L'ambassadeur américain chargé du dossier des crimes de guerre, Stephen Rapp, a ensuite lancé un avertissement stupéfiant, relayé par le quotidien britannique The Guardian, daté du 25 juillet.
Selon lui, Kagame pourrait être reconnu coupable de crimes de guerre pour «s'être rendu complice» de crimes contre l'humanité dans un pays voisin.
Le gouvernement néerlandais a emboîté le pas des Etats-Unis en suspendant son aide au Rwanda. La Grande-Bretagne (qui est l'un des premiers donateurs et des plus fidèles alliés du Rwanda, et qui avait facilité son adhésion au Commonwealth) a fait de même.
L'Allemagne a elle aussi interrompu le versement de son aide; le ministre du Développement, Dirk Niebel, a déclaré que la «suspension de l'aide est un signal des plus clairs à destination du gouvernement rwandais».
La Banque africaine de développement a elle-même été forcée de suspendre le versement de l'aide par les membres scandinaves de son Conseil d'administration et par l'Inde.
Cet organisme demeure pourtant généralement apolitique; il est dirigé par un Rwandais, Donald Kaberuka, qui est parfois pressenti pour prendre la suite de Kagame (ce dernier est à la tête du pays depuis près de vingt ans, et dit vouloir quitter le pouvoir en 2017).
Publié à la fin du mois de juin, le rapport du groupe d'experts de l'ONU (qui est à l'origine de cette vague d'abandons) établit que le Rwanda a violé un embargo sur les armes imposé par les Nations Unies en fournissant des soldats et des armements au groupe rebelle congolais M23.
Cet embargo date de 2003. Il a été conçu pour contribuer au rétablissement de la paix dans une région pour le moins instable; une région que la communauté internationale tente de sécuriser depuis plusieurs années.
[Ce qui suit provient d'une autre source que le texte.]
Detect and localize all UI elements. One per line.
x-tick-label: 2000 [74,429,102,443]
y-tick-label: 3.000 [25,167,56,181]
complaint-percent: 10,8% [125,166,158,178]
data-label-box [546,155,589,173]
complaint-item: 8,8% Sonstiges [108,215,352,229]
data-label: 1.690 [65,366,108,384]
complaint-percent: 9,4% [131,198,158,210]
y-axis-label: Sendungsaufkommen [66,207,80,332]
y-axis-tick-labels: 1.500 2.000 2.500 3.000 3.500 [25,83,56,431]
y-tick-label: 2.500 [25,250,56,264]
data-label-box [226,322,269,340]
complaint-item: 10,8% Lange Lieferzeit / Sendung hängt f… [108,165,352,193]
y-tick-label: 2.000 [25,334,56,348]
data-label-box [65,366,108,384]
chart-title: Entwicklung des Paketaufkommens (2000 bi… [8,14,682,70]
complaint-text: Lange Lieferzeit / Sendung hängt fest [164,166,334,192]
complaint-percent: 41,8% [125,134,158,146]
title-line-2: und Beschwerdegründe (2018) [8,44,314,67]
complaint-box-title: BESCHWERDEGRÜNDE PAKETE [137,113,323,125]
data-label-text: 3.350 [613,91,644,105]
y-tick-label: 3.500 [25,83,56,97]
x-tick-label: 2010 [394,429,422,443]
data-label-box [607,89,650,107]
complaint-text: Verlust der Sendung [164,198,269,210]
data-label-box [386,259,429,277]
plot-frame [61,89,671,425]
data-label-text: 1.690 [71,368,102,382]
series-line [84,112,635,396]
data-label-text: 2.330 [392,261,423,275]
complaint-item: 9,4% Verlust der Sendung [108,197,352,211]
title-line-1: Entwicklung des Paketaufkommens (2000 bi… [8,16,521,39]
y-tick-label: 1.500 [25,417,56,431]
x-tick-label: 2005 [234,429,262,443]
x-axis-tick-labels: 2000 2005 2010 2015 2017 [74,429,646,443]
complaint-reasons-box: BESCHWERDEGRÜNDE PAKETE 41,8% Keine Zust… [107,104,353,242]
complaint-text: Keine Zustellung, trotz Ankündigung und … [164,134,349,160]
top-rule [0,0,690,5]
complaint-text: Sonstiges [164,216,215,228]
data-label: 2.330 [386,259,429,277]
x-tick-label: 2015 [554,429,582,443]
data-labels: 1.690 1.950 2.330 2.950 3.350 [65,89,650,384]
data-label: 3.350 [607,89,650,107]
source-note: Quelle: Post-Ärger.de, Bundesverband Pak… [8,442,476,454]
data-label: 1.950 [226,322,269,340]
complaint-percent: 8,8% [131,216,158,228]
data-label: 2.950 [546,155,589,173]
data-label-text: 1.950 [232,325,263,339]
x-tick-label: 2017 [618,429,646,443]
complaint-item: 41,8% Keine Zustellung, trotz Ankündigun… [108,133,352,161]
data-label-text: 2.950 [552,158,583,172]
La plus importante force de maintien de la paix de l'ONU y a été déployée à cet effet (pour un coût annuel de 1,5 milliard de dollars).
Le rapport avance plusieurs éléments crédibles, qui tendent à prouver que plusieurs hauts responsables du gouvernement rwandais —qui appartiennent au premier cercle de Kagame— soutiennent les rebelles.
Effets pervers de la rébellion en RDC
Le M23 est composé de soldats ayant déserté les rangs de l'armée congolaise dans le courant de l'année —et le groupe tente visiblement de prendre possession d'une partie de l'est du Congo.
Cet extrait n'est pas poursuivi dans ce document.